Despite its far-reaching effects, there remains no standardized reporting of COVID-19-related data within the United States, a fact that prompted the introduction of the Health STATISTICS Act of 2020 to the House last week.
The legislation was introduced by U.S. Reps. Brian Fitzpatrick (R-PA), Scott Peters (D-CA), Lucy McBath (D-GA), and Anna Eshoo (D-CA), the legislation. It proposes to improve COVID-19 research by fixing data collection inconsistencies and creating an effective reporting scheme among national, state, county, and city-level efforts. To date, the lawmakers said, experts have access to only 40 percent of the data needed to fight the pandemic, a fact which has significantly slowed response efforts.
“In order to bolster our state and local public health professionals’ efforts to combat COVID-19 and future outbreaks, we need to improve standardized interagency data sharing between our federal agencies and states while optimizing our nation’s public health surveillance system,” Fitzpatrick said. “The bipartisan Health STATISTICS Act will help achieve better patient outcomes and will save more lives by providing researchers with better access to higher quality data and would modernize our nation’s data infrastructure so that our public health infrastructure can meet immediate surveillance, reporting, and other outbreak management needs.”

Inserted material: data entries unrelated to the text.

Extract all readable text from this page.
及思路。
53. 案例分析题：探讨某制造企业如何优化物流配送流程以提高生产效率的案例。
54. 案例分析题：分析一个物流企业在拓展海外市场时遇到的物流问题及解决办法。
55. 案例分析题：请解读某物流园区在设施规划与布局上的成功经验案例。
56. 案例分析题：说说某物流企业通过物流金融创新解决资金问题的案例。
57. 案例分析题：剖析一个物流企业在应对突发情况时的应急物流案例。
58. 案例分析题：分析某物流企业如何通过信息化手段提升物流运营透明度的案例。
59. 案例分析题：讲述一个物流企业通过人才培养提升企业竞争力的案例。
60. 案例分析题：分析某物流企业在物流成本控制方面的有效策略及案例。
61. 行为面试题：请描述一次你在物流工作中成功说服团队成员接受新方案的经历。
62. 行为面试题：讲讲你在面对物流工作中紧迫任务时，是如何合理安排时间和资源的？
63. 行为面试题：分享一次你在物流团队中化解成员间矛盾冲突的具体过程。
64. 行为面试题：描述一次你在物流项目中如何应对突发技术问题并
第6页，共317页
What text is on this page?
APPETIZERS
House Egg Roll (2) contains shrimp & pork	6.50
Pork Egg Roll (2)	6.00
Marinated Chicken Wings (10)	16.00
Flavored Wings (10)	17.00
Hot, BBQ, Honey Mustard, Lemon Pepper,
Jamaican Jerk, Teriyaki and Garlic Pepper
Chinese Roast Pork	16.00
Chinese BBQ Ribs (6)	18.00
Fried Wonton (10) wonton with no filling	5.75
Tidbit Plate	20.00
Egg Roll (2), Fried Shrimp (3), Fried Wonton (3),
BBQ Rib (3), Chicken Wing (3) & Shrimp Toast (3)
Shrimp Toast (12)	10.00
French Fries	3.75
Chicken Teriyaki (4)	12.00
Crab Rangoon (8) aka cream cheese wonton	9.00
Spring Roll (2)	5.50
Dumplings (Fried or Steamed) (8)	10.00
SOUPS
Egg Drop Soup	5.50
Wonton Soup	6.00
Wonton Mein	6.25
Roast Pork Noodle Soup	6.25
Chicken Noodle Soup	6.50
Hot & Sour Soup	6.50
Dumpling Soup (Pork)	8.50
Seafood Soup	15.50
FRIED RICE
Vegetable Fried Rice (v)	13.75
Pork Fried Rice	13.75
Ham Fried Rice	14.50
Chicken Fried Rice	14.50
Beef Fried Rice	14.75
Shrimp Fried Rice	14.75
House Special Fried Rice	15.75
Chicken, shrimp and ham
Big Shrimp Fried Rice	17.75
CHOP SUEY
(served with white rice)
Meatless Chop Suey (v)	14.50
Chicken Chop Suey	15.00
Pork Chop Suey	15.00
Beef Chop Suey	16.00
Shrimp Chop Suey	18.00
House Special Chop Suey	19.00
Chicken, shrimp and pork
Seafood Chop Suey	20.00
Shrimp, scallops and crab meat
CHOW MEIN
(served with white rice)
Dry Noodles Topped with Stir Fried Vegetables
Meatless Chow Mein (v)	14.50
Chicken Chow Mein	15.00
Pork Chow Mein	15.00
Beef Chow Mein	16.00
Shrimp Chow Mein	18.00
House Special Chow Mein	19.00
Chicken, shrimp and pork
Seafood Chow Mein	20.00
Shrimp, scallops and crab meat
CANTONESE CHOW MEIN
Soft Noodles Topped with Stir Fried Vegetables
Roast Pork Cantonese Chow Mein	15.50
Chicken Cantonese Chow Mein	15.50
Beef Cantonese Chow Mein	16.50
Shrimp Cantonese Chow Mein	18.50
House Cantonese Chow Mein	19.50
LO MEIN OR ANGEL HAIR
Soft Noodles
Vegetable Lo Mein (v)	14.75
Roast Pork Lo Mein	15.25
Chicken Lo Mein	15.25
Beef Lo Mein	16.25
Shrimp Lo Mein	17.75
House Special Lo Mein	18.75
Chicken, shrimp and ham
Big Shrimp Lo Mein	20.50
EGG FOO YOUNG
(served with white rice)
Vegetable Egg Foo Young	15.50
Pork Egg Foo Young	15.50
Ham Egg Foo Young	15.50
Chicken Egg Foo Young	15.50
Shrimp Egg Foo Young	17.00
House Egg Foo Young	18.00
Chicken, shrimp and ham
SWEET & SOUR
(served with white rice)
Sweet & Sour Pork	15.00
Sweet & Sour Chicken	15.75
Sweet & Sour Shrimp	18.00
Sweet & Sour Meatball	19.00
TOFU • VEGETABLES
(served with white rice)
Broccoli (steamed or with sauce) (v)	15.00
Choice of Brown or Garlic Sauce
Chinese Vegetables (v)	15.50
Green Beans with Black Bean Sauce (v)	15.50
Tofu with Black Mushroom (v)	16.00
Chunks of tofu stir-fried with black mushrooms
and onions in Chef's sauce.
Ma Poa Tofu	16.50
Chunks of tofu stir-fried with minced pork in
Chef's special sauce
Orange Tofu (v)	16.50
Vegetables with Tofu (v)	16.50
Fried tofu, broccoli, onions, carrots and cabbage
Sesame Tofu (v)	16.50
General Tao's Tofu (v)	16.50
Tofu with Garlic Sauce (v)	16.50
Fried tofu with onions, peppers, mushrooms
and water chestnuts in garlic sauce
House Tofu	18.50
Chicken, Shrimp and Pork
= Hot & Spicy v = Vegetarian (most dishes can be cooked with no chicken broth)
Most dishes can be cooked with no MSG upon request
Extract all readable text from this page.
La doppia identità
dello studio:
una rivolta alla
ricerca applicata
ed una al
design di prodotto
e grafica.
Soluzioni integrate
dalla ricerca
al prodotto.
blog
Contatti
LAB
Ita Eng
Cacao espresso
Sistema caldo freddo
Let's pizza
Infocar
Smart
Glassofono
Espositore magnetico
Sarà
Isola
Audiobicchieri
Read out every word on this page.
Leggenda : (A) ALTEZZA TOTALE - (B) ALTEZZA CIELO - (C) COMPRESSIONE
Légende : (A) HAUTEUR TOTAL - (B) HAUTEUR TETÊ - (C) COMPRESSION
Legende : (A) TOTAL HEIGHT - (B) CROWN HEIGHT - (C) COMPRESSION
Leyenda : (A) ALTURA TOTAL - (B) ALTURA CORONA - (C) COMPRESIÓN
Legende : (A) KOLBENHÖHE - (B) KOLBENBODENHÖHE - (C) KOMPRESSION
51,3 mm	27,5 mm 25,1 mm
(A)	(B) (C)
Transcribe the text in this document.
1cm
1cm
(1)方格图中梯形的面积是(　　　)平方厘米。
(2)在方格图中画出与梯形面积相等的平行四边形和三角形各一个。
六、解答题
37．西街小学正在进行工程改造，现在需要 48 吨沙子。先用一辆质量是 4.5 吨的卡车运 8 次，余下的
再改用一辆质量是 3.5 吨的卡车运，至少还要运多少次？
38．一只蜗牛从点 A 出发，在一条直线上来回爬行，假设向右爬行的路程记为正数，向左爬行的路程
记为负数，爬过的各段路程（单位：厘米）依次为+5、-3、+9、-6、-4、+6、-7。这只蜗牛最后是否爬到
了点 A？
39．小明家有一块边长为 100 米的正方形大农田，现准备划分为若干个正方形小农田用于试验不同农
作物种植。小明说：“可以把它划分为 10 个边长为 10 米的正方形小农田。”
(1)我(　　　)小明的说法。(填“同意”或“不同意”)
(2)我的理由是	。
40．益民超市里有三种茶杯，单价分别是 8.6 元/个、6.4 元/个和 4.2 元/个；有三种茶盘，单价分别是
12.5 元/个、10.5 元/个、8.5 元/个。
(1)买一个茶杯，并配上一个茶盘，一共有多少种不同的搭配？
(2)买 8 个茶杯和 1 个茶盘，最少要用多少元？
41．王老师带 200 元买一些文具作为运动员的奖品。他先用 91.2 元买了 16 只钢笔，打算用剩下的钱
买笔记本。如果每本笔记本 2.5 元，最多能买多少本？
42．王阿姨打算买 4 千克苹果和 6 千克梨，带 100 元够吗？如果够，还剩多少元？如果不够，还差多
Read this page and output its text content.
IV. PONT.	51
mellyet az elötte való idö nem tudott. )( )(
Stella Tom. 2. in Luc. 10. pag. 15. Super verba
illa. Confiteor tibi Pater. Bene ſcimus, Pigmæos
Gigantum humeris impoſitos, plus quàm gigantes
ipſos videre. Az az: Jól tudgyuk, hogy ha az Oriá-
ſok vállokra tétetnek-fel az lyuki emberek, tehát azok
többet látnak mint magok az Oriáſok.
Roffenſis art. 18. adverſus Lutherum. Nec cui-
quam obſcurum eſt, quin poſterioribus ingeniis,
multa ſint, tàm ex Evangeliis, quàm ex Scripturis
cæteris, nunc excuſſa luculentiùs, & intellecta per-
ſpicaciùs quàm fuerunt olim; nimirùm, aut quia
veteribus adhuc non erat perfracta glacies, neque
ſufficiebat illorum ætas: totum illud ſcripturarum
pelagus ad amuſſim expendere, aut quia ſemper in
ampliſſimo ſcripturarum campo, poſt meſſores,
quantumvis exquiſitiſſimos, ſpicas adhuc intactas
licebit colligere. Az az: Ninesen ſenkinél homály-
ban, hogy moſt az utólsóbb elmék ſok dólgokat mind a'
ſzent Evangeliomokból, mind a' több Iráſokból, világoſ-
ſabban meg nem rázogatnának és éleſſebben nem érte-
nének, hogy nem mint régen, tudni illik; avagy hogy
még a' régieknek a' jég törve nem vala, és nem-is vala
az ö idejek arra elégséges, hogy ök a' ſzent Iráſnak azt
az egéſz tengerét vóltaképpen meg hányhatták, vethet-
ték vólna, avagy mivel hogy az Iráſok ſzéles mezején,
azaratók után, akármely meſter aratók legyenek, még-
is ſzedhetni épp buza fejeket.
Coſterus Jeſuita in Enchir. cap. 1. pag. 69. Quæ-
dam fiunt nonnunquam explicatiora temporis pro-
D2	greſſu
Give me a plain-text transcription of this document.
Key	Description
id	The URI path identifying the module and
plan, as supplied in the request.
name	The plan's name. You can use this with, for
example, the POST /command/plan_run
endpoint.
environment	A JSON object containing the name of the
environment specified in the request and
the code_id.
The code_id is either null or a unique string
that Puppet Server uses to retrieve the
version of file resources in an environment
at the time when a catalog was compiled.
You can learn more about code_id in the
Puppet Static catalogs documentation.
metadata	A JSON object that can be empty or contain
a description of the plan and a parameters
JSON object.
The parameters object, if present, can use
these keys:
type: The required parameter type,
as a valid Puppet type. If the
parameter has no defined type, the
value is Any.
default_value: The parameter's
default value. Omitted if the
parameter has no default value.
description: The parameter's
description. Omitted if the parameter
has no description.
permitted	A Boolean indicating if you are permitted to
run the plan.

Failure to achieve standardization, according to the Centers for Disease Control and Prevention (CDC) Director Thomas Frieden, would leave the assembly and use of data from public health departments, labs, and similar agencies all but impossible. Further, patient demographics are left non-compulsory in such a case, meaning figures reaching health professionals and policymakers may not be accurate.
The Health STATISTICS Act would change this by establishing reporting requirements, demanding coordination between federal and state agencies, require the Department of Health and Human Services to share health data and designate data, technology standards and common reporting criteria, while also creating a great program for state, local, tribal and territorial public health departments to expand and modernize their public health data systems.
“Important public health data are not consistently reported using standard definitions, impairing our nation’s ability to respond to health crises, including the coronavirus pandemic, maternal mortality, the increase in the suicide rate, and preventable pediatric deaths,” Eshoo said. “Access to reliable, high-quality public health data through the Health STATISTICS Act will serve as a North Star to guide public health officials. Modernizing and standardizing public health reporting will reduce burdens on state and local public health departments and save money and lives.”